Pemkot Bakal Gelar Pertunjukan Seni di Alun-alun Suroboyo, Begini Konsepnya

Esti Widiyana - detikNews
Rabu, 26 Agu 2020 19:32 WIB
alun-alun suroboyo
Alun-alun Suroboyo (Foto: Esti Widiyana/detikcom)
Surabaya -

Pemkot Surabaya memberikan peluang kepada para seniman untuk tetap bisa berkarya dan tetap menerapkan protokol kesehatan saat pandemi COVID-19. Untuk itu pertunjukan seni di Alun-alun Suroboyo bakal dibuka lagi. Namun dengan konsep yang berbeda, yakni daring.

Wakil Sekretaris Gugus Tugas Percepatan Surabaya Irvan Widyanto mengatakan, pertunjukan seni daring bisa ditampilkan di mana pun.
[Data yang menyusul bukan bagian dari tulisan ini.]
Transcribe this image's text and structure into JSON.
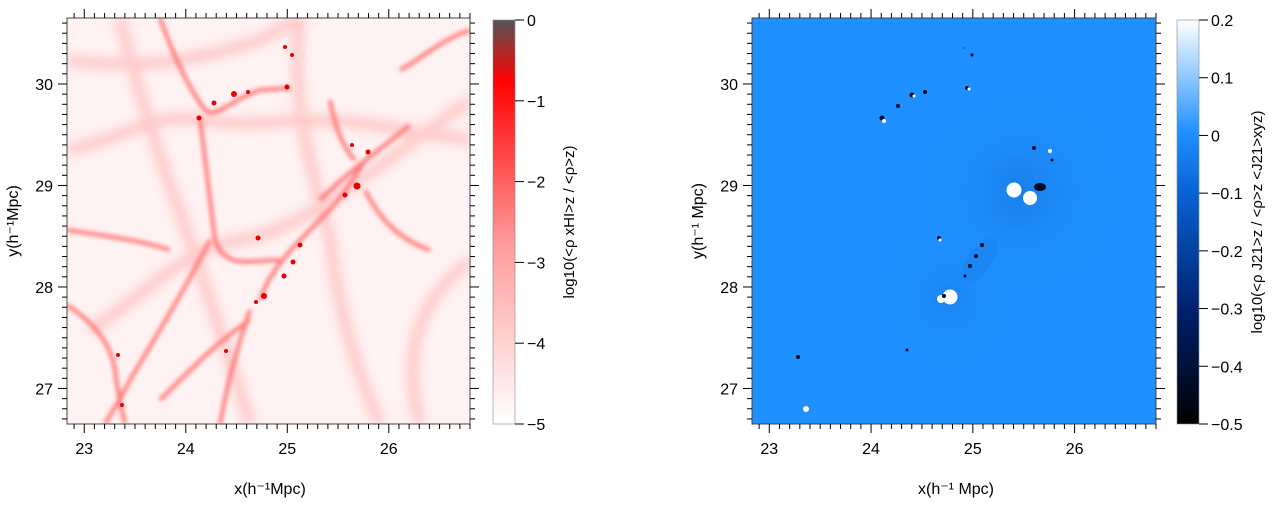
{
  "chart_data": [
    {
      "type": "heatmap",
      "panel": "left",
      "xlabel": "x(h⁻¹Mpc)",
      "ylabel": "y(h⁻¹Mpc)",
      "xlim": [
        22.83,
        26.8
      ],
      "ylim": [
        26.65,
        30.65
      ],
      "x_ticks": [
        "23",
        "24",
        "25",
        "26"
      ],
      "y_ticks": [
        "27",
        "28",
        "29",
        "30"
      ],
      "colorbar": {
        "label": "log₁₀(<ρ xₕᵢ>z / <ρ>z)",
        "label_display": "log10(<ρ  xHI>z / <ρ>z)",
        "range": [
          -5,
          0
        ],
        "ticks": [
          "0",
          "−1",
          "−2",
          "−3",
          "−4",
          "−5"
        ],
        "colors": [
          "#ffffff",
          "#ff0000",
          "#555555"
        ]
      }
    },
    {
      "type": "heatmap",
      "panel": "right",
      "xlabel": "x(h⁻¹ Mpc)",
      "ylabel": "y(h⁻¹ Mpc)",
      "xlim": [
        22.83,
        26.8
      ],
      "ylim": [
        26.65,
        30.65
      ],
      "x_ticks": [
        "23",
        "24",
        "25",
        "26"
      ],
      "y_ticks": [
        "27",
        "28",
        "29",
        "30"
      ],
      "colorbar": {
        "label_display": "log10(<ρ J21>z / <ρ>z <J21>xyz)",
        "range": [
          -0.5,
          0.2
        ],
        "ticks": [
          "0.2",
          "0.1",
          "0",
          "−0.1",
          "−0.2",
          "−0.3",
          "−0.4",
          "−0.5"
        ],
        "colors": [
          "#000000",
          "#001a66",
          "#0a5fd0",
          "#1e90ff",
          "#ffffff"
        ]
      }
    }
  ]
}
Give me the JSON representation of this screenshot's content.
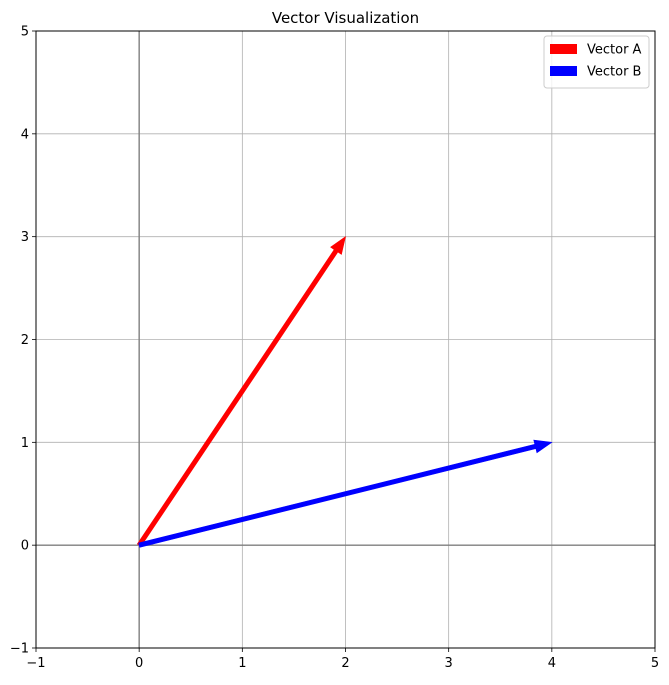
{
  "chart_data": {
    "type": "quiver",
    "title": "Vector Visualization",
    "xlabel": "",
    "ylabel": "",
    "xlim": [
      -1,
      5
    ],
    "ylim": [
      -1,
      5
    ],
    "xticks": [
      "−1",
      "0",
      "1",
      "2",
      "3",
      "4",
      "5"
    ],
    "yticks": [
      "−1",
      "0",
      "1",
      "2",
      "3",
      "4",
      "5"
    ],
    "grid": true,
    "axis_lines_at_origin": true,
    "legend_position": "top-right",
    "series": [
      {
        "name": "Vector A",
        "origin": [
          0,
          0
        ],
        "components": [
          2,
          3
        ],
        "color": "#ff0000"
      },
      {
        "name": "Vector B",
        "origin": [
          0,
          0
        ],
        "components": [
          4,
          1
        ],
        "color": "#0000ff"
      }
    ]
  }
}
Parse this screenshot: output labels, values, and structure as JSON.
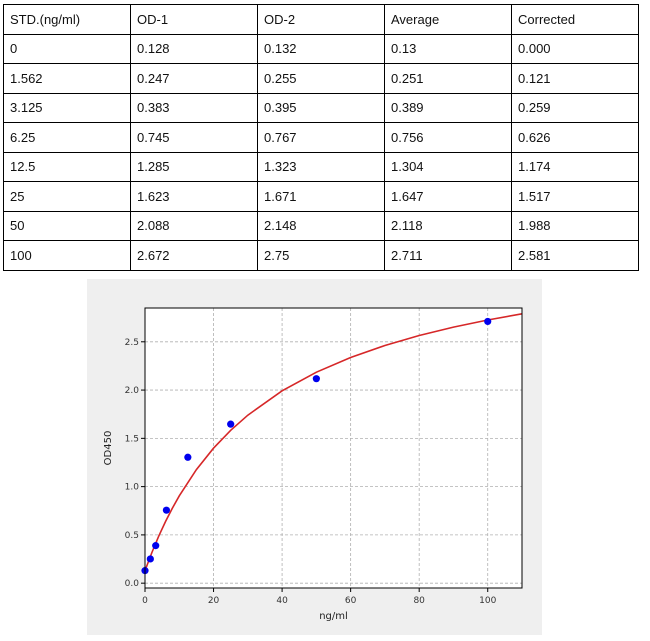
{
  "table": {
    "headers": [
      "STD.(ng/ml)",
      "OD-1",
      "OD-2",
      "Average",
      "Corrected"
    ],
    "rows": [
      [
        "0",
        "0.128",
        "0.132",
        "0.13",
        "0.000"
      ],
      [
        "1.562",
        "0.247",
        "0.255",
        "0.251",
        "0.121"
      ],
      [
        "3.125",
        "0.383",
        "0.395",
        "0.389",
        "0.259"
      ],
      [
        "6.25",
        "0.745",
        "0.767",
        "0.756",
        "0.626"
      ],
      [
        "12.5",
        "1.285",
        "1.323",
        "1.304",
        "1.174"
      ],
      [
        "25",
        "1.623",
        "1.671",
        "1.647",
        "1.517"
      ],
      [
        "50",
        "2.088",
        "2.148",
        "2.118",
        "1.988"
      ],
      [
        "100",
        "2.672",
        "2.75",
        "2.711",
        "2.581"
      ]
    ]
  },
  "chart_data": {
    "type": "scatter",
    "xlabel": "ng/ml",
    "ylabel": "OD450",
    "xlim": [
      0,
      110
    ],
    "ylim": [
      -0.05,
      2.85
    ],
    "xticks": [
      0,
      20,
      40,
      60,
      80,
      100
    ],
    "xtick_labels": [
      "0",
      "20",
      "40",
      "60",
      "80",
      "100"
    ],
    "yticks": [
      0.0,
      0.5,
      1.0,
      1.5,
      2.0,
      2.5
    ],
    "ytick_labels": [
      "0.0",
      "0.5",
      "1.0",
      "1.5",
      "2.0",
      "2.5"
    ],
    "grid": true,
    "series": [
      {
        "kind": "points",
        "x": [
          0,
          1.562,
          3.125,
          6.25,
          12.5,
          25,
          50,
          100
        ],
        "y": [
          0.13,
          0.251,
          0.389,
          0.756,
          1.304,
          1.647,
          2.118,
          2.711
        ],
        "color": "#0000ee"
      },
      {
        "kind": "fitted-curve",
        "x": [
          0,
          2,
          4,
          6,
          8,
          10,
          15,
          20,
          25,
          30,
          40,
          50,
          60,
          70,
          80,
          90,
          100,
          110
        ],
        "y": [
          0.13,
          0.318,
          0.487,
          0.64,
          0.778,
          0.905,
          1.176,
          1.398,
          1.583,
          1.74,
          1.992,
          2.185,
          2.337,
          2.462,
          2.565,
          2.652,
          2.726,
          2.79
        ],
        "color": "#d62728"
      }
    ]
  }
}
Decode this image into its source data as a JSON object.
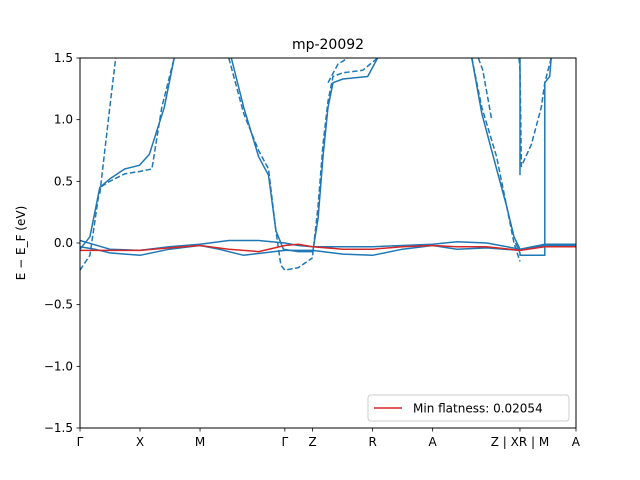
{
  "chart_data": {
    "type": "line",
    "title": "mp-20092",
    "ylabel": "E − E_F (eV)",
    "ylim": [
      -1.5,
      1.5
    ],
    "yticks": [
      1.5,
      1.0,
      0.5,
      0.0,
      -0.5,
      -1.0,
      -1.5
    ],
    "ytick_labels": [
      "1.5",
      "1.0",
      "0.5",
      "0.0",
      "−0.5",
      "−1.0",
      "−1.5"
    ],
    "xlim": [
      0,
      1
    ],
    "kpoints": [
      {
        "label": "Γ",
        "x": 0.0
      },
      {
        "label": "X",
        "x": 0.121
      },
      {
        "label": "M",
        "x": 0.242
      },
      {
        "label": "Γ",
        "x": 0.413
      },
      {
        "label": "Z",
        "x": 0.469
      },
      {
        "label": "R",
        "x": 0.59
      },
      {
        "label": "A",
        "x": 0.711
      },
      {
        "label": "Z | XR | M",
        "x": 0.887
      },
      {
        "label": "A",
        "x": 1.0
      }
    ],
    "band_color": "#1f77b4",
    "flat_color": "#d62728",
    "series": [
      {
        "style": "solid",
        "points": [
          [
            0,
            -0.05
          ],
          [
            0.02,
            0.05
          ],
          [
            0.04,
            0.45
          ],
          [
            0.06,
            0.52
          ],
          [
            0.09,
            0.6
          ],
          [
            0.12,
            0.63
          ],
          [
            0.14,
            0.72
          ],
          [
            0.17,
            1.1
          ],
          [
            0.19,
            1.5
          ]
        ]
      },
      {
        "style": "dashed",
        "points": [
          [
            0,
            -0.22
          ],
          [
            0.02,
            -0.1
          ],
          [
            0.04,
            0.45
          ],
          [
            0.06,
            0.5
          ],
          [
            0.09,
            0.56
          ],
          [
            0.12,
            0.58
          ],
          [
            0.145,
            0.6
          ],
          [
            0.165,
            1.1
          ],
          [
            0.19,
            1.5
          ]
        ]
      },
      {
        "style": "dashed",
        "points": [
          [
            0.04,
            0.4
          ],
          [
            0.06,
            1.1
          ],
          [
            0.072,
            1.5
          ]
        ]
      },
      {
        "style": "solid",
        "points": [
          [
            0.305,
            1.5
          ],
          [
            0.33,
            1.1
          ],
          [
            0.36,
            0.7
          ],
          [
            0.38,
            0.55
          ],
          [
            0.395,
            0.1
          ],
          [
            0.41,
            -0.05
          ],
          [
            0.44,
            -0.07
          ],
          [
            0.47,
            -0.07
          ]
        ]
      },
      {
        "style": "dashed",
        "points": [
          [
            0.3,
            1.5
          ],
          [
            0.33,
            1.05
          ],
          [
            0.36,
            0.75
          ],
          [
            0.38,
            0.6
          ],
          [
            0.395,
            0.1
          ],
          [
            0.405,
            -0.18
          ],
          [
            0.413,
            -0.22
          ],
          [
            0.44,
            -0.2
          ],
          [
            0.469,
            -0.12
          ]
        ]
      },
      {
        "style": "solid",
        "points": [
          [
            0.469,
            -0.08
          ],
          [
            0.48,
            0.2
          ],
          [
            0.49,
            0.7
          ],
          [
            0.5,
            1.1
          ],
          [
            0.51,
            1.3
          ],
          [
            0.53,
            1.33
          ],
          [
            0.58,
            1.35
          ],
          [
            0.6,
            1.5
          ]
        ]
      },
      {
        "style": "dashed",
        "points": [
          [
            0.469,
            -0.1
          ],
          [
            0.48,
            0.3
          ],
          [
            0.49,
            0.8
          ],
          [
            0.5,
            1.15
          ],
          [
            0.51,
            1.35
          ],
          [
            0.53,
            1.38
          ],
          [
            0.57,
            1.4
          ],
          [
            0.6,
            1.5
          ]
        ]
      },
      {
        "style": "dashed",
        "points": [
          [
            0.5,
            1.3
          ],
          [
            0.52,
            1.45
          ],
          [
            0.54,
            1.5
          ]
        ]
      },
      {
        "style": "solid",
        "points": [
          [
            0.79,
            1.5
          ],
          [
            0.81,
            1.05
          ],
          [
            0.84,
            0.6
          ],
          [
            0.86,
            0.3
          ],
          [
            0.875,
            0.05
          ],
          [
            0.887,
            -0.05
          ]
        ]
      },
      {
        "style": "dashed",
        "points": [
          [
            0.79,
            1.5
          ],
          [
            0.81,
            1.1
          ],
          [
            0.84,
            0.7
          ],
          [
            0.86,
            0.3
          ],
          [
            0.875,
            0.0
          ],
          [
            0.887,
            -0.15
          ]
        ]
      },
      {
        "style": "dashed",
        "points": [
          [
            0.803,
            1.5
          ],
          [
            0.812,
            1.4
          ],
          [
            0.83,
            1.0
          ]
        ]
      },
      {
        "style": "solid",
        "points": [
          [
            0.878,
            0.0
          ],
          [
            0.887,
            -0.08
          ],
          [
            0.887,
            -0.1
          ],
          [
            0.937,
            -0.1
          ],
          [
            0.937,
            1.3
          ],
          [
            0.947,
            1.35
          ],
          [
            0.95,
            1.5
          ]
        ]
      },
      {
        "style": "dashed",
        "points": [
          [
            0.885,
            1.5
          ],
          [
            0.887,
            1.4
          ],
          [
            0.89,
            0.62
          ],
          [
            0.91,
            0.8
          ],
          [
            0.93,
            1.1
          ],
          [
            0.937,
            1.3
          ],
          [
            0.95,
            1.5
          ]
        ]
      },
      {
        "style": "solid",
        "points": [
          [
            0.887,
            1.5
          ],
          [
            0.887,
            0.55
          ]
        ]
      },
      {
        "style": "solid",
        "points": [
          [
            0,
            0.02
          ],
          [
            0.06,
            -0.05
          ],
          [
            0.12,
            -0.06
          ],
          [
            0.18,
            -0.03
          ],
          [
            0.242,
            -0.01
          ],
          [
            0.3,
            0.02
          ],
          [
            0.36,
            0.02
          ],
          [
            0.413,
            0.0
          ],
          [
            0.44,
            -0.02
          ],
          [
            0.469,
            -0.03
          ],
          [
            0.53,
            -0.03
          ],
          [
            0.59,
            -0.03
          ],
          [
            0.65,
            -0.02
          ],
          [
            0.711,
            -0.01
          ],
          [
            0.76,
            0.01
          ],
          [
            0.82,
            0.0
          ],
          [
            0.887,
            -0.05
          ],
          [
            0.937,
            -0.01
          ],
          [
            1.0,
            -0.01
          ]
        ]
      },
      {
        "style": "solid",
        "points": [
          [
            0,
            -0.03
          ],
          [
            0.03,
            -0.05
          ],
          [
            0.06,
            -0.08
          ],
          [
            0.121,
            -0.1
          ],
          [
            0.18,
            -0.05
          ],
          [
            0.242,
            -0.02
          ],
          [
            0.28,
            -0.05
          ],
          [
            0.33,
            -0.1
          ],
          [
            0.37,
            -0.08
          ],
          [
            0.413,
            -0.06
          ],
          [
            0.469,
            -0.06
          ],
          [
            0.53,
            -0.09
          ],
          [
            0.59,
            -0.1
          ],
          [
            0.65,
            -0.05
          ],
          [
            0.711,
            -0.02
          ],
          [
            0.76,
            -0.05
          ],
          [
            0.82,
            -0.04
          ],
          [
            0.887,
            -0.06
          ],
          [
            0.937,
            -0.02
          ],
          [
            1.0,
            -0.02
          ]
        ]
      },
      {
        "style": "flat",
        "points": [
          [
            0,
            -0.06
          ],
          [
            0.06,
            -0.06
          ],
          [
            0.121,
            -0.06
          ],
          [
            0.18,
            -0.04
          ],
          [
            0.242,
            -0.02
          ],
          [
            0.3,
            -0.05
          ],
          [
            0.36,
            -0.07
          ],
          [
            0.413,
            -0.02
          ],
          [
            0.44,
            -0.01
          ],
          [
            0.469,
            -0.03
          ],
          [
            0.53,
            -0.05
          ],
          [
            0.59,
            -0.05
          ],
          [
            0.65,
            -0.03
          ],
          [
            0.711,
            -0.02
          ],
          [
            0.76,
            -0.03
          ],
          [
            0.82,
            -0.03
          ],
          [
            0.887,
            -0.06
          ],
          [
            0.937,
            -0.03
          ],
          [
            1.0,
            -0.03
          ]
        ]
      }
    ],
    "legend": {
      "label": "Min flatness: 0.02054",
      "placement": "lower-right"
    }
  }
}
Penampilan seni ini rencananya akan digelar di tempat umum seperti taman, Tugu Pahlawan, Siola, Balai Pemuda, Gelanggang Remaja, GBT dan lainnya.

Dari hasil pembahasan bersama Dinas Kebudayaan dan Pariwisata (Disbudpar) Surabaya, pakar kesehatan masyarakat dari Perhimpunan Sarjana dan Profesional Kesehatan Masyarakat Indonesia (Persakmi), tampilan seni tradisi disarankan tetap dilaksanakan. Tapi dengan tampilan secara kolaborasi dan live online, menggunakan aplikasi media sosial. Seperti zoom, instagram, facebook, YouTube, televisi maupun media lainnya.

"Yang penting seniman bisa tampil. Kemudian format tontonannya pun bisa diseleksi, hanya ada beberapa orang dan dikedepankan daring. Yang penting kemasannya menarik dan diminta untuk kerja sama dengan para praktisi media kreatif dan kemudian juga media televisi maupun media lain," kata Irvan di Balai Kota Surabaya, Rabu (26/8/2020).

Irvan mengaku Persakmi tidak merekomendasikan taman dibuka kembali untuk menggelar acara seni tatap muka. Namun, pemkot mengupayakan agar seniman tetap bisa tampil meskipun secara daring.

"Seniman harus bisa tampil. Makanya tadi rekomendasinya jangan mengacu tempat dan waktu," ujarnya.

"Misalnya, kalau main di Balai Pemuda (Balai Pemuda), tidak selalu acaranya sore atau malam. Tampil pagi tidak apa-apa, yang penting dia bisa menampilkan bakatnya," tambahnya.

Kapan tampilan seni tradisi dimulai? Pihaknya masih menggelar rapat lanjutan. Nantinya, para praktisi seniman hingga praktisi pegiat media kreatif dilibatkan untuk berdiskusi membahas konsep tampilan kesenian secara online.

"Media kreatif itu kan banyak, bisa menampilkan daring secara online, mengemas acara secara menarik, pokoknya nanti akan melibatkan itu. Ini untuk menghidupkan seniman, tapi yang antimainstream," pungkasnya.